Christianity presents an alternative. Christians recognize, and have always recognized, that matter moves toward heat death – or as Paul would say, death has dominion over the world of the flesh. We also recognize that if you start looking at souls instead of atoms, the world looks a great deal different. The Christian perspective has people coming into relationship with one another and with God. Christ entered the world to ‘atone for sin,’ that is to make us one with God and one another (at one = atone). The Bible states that the ‘Kingdom of God is at hand.’ It doesn’t mean that some sore of physical castle will appear from another dimension. It means that there is a different lens through which to view the world, a spiritual lens, and through that lens, we see individuals forming communities of love.

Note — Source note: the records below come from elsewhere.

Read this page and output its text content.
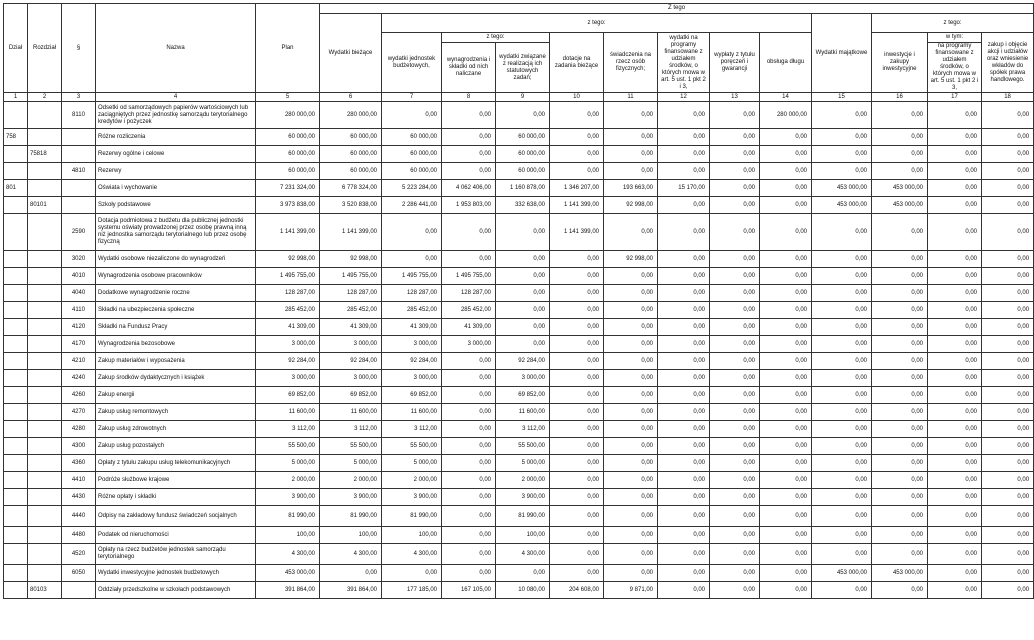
Dział	Rozdział	§	Nazwa	Plan	Z tego												
					Wydatki bieżące	z tego:								Wydatki majątkowe	z tego:		
						wydatki jednostek budżetowych,	z tego:		dotacje na zadania bieżące	świadczenia na rzecz osób fizycznych;	wydatki na programy finansowane z udziałem środków, o których mowa w art. 5 ust. 1 pkt 2 i 3,	wypłaty z tytułu poręczeń i gwarancji	obsługa długu		inwestycje i zakupy inwestycyjne	w tym:	zakup i objęcie akcji i udziałów oraz wniesienie wkładów do spółek prawa handlowego.
							wynagrodzenia i składki od nich naliczane	wydatki związane z realizacją ich statutowych zadań;								na programy finansowane z udziałem środków, o których mowa w art. 5 ust. 1 pkt 2 i 3,	
1	2	3	4	5	6	7	8	9	10	11	12	13	14	15	16	17	18
		8110	Odsetki od samorządowych papierów wartościowych lub zaciągniętych przez jednostkę samorządu terytorialnego kredytów i pożyczek	280 000,00	280 000,00	0,00	0,00	0,00	0,00	0,00	0,00	0,00	280 000,00	0,00	0,00	0,00	0,00
758			Różne rozliczenia	60 000,00	60 000,00	60 000,00	0,00	60 000,00	0,00	0,00	0,00	0,00	0,00	0,00	0,00	0,00	0,00
	75818		Rezerwy ogólne i celowe	60 000,00	60 000,00	60 000,00	0,00	60 000,00	0,00	0,00	0,00	0,00	0,00	0,00	0,00	0,00	0,00
		4810	Rezerwy	60 000,00	60 000,00	60 000,00	0,00	60 000,00	0,00	0,00	0,00	0,00	0,00	0,00	0,00	0,00	0,00
801			Oświata i wychowanie	7 231 324,00	6 778 324,00	5 223 284,00	4 062 406,00	1 160 878,00	1 346 207,00	193 663,00	15 170,00	0,00	0,00	453 000,00	453 000,00	0,00	0,00
	80101		Szkoły podstawowe	3 973 838,00	3 520 838,00	2 286 441,00	1 953 803,00	332 638,00	1 141 399,00	92 998,00	0,00	0,00	0,00	453 000,00	453 000,00	0,00	0,00
		2590	Dotacja podmiotowa z budżetu dla publicznej jednostki systemu oświaty prowadzonej przez osobę prawną inną niż jednostka samorządu terytorialnego lub przez osobę fizyczną	1 141 399,00	1 141 399,00	0,00	0,00	0,00	1 141 399,00	0,00	0,00	0,00	0,00	0,00	0,00	0,00	0,00
		3020	Wydatki osobowe niezaliczone do wynagrodzeń	92 998,00	92 998,00	0,00	0,00	0,00	0,00	92 998,00	0,00	0,00	0,00	0,00	0,00	0,00	0,00
		4010	Wynagrodzenia osobowe pracowników	1 495 755,00	1 495 755,00	1 495 755,00	1 495 755,00	0,00	0,00	0,00	0,00	0,00	0,00	0,00	0,00	0,00	0,00
		4040	Dodatkowe wynagrodzenie roczne	128 287,00	128 287,00	128 287,00	128 287,00	0,00	0,00	0,00	0,00	0,00	0,00	0,00	0,00	0,00	0,00
		4110	Składki na ubezpieczenia społeczne	285 452,00	285 452,00	285 452,00	285 452,00	0,00	0,00	0,00	0,00	0,00	0,00	0,00	0,00	0,00	0,00
		4120	Składki na Fundusz Pracy	41 309,00	41 309,00	41 309,00	41 309,00	0,00	0,00	0,00	0,00	0,00	0,00	0,00	0,00	0,00	0,00
		4170	Wynagrodzenia bezosobowe	3 000,00	3 000,00	3 000,00	3 000,00	0,00	0,00	0,00	0,00	0,00	0,00	0,00	0,00	0,00	0,00
		4210	Zakup materiałów i wyposażenia	92 284,00	92 284,00	92 284,00	0,00	92 284,00	0,00	0,00	0,00	0,00	0,00	0,00	0,00	0,00	0,00
		4240	Zakup środków dydaktycznych i książek	3 000,00	3 000,00	3 000,00	0,00	3 000,00	0,00	0,00	0,00	0,00	0,00	0,00	0,00	0,00	0,00
		4260	Zakup energii	69 852,00	69 852,00	69 852,00	0,00	69 852,00	0,00	0,00	0,00	0,00	0,00	0,00	0,00	0,00	0,00
		4270	Zakup usług remontowych	11 600,00	11 600,00	11 600,00	0,00	11 600,00	0,00	0,00	0,00	0,00	0,00	0,00	0,00	0,00	0,00
		4280	Zakup usług zdrowotnych	3 112,00	3 112,00	3 112,00	0,00	3 112,00	0,00	0,00	0,00	0,00	0,00	0,00	0,00	0,00	0,00
		4300	Zakup usług pozostałych	55 500,00	55 500,00	55 500,00	0,00	55 500,00	0,00	0,00	0,00	0,00	0,00	0,00	0,00	0,00	0,00
		4360	Opłaty z tytułu zakupu usług telekomunikacyjnych	5 000,00	5 000,00	5 000,00	0,00	5 000,00	0,00	0,00	0,00	0,00	0,00	0,00	0,00	0,00	0,00
		4410	Podróże służbowe krajowe	2 000,00	2 000,00	2 000,00	0,00	2 000,00	0,00	0,00	0,00	0,00	0,00	0,00	0,00	0,00	0,00
		4430	Różne opłaty i składki	3 900,00	3 900,00	3 900,00	0,00	3 900,00	0,00	0,00	0,00	0,00	0,00	0,00	0,00	0,00	0,00
		4440	Odpisy na zakładowy fundusz świadczeń socjalnych	81 990,00	81 990,00	81 990,00	0,00	81 990,00	0,00	0,00	0,00	0,00	0,00	0,00	0,00	0,00	0,00
		4480	Podatek od nieruchomości	100,00	100,00	100,00	0,00	100,00	0,00	0,00	0,00	0,00	0,00	0,00	0,00	0,00	0,00
		4520	Opłaty na rzecz budżetów jednostek samorządu terytorialnego	4 300,00	4 300,00	4 300,00	0,00	4 300,00	0,00	0,00	0,00	0,00	0,00	0,00	0,00	0,00	0,00
		6050	Wydatki inwestycyjne jednostek budżetowych	453 000,00	0,00	0,00	0,00	0,00	0,00	0,00	0,00	0,00	0,00	453 000,00	453 000,00	0,00	0,00
	80103		Oddziały przedszkolne w szkołach podstawowych	391 864,00	391 864,00	177 185,00	167 105,00	10 080,00	204 608,00	9 871,00	0,00	0,00	0,00	0,00	0,00	0,00	0,00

Christianity cannot provide an alternative physical hypothesis about heat death (or for that matter evolution). It is not a theory of atoms. No one can prove Christianity scientifically, nor should anyone mistake it for common sense or irrefutable logic. Anyone who says so is selling you something.”
Read his full essay here.
The part I particularly enjoyed was one you didn’t quote:
Today I want to talk about competing narratives about the world. If you are concerned that science and religion have different stories about the world, I share your concern. They do. Christianity has always, and always will recognize that it presents a different picture. This only becomes problematic when you feel you can only look at one picture at a time (an issue that will recur over and over in Wednesday’s Christian). I’m happy having both, or many, and using them as appropriate. I’m even willing for them to be incompatible (much as the wave and particle formalisms for light are incompatible in optics). I can have that kind of flexibility precisely because I seek knowledge for the sake of understanding rather than for it’s own sake. I have no vested interest in discovering a truth that I can hit people over the head with and force them to agree with me. I do have an interest in discovering truths that help me interact with the world in a productive way (science) and discovering truths that help me connect to God and neighbor (Christianity).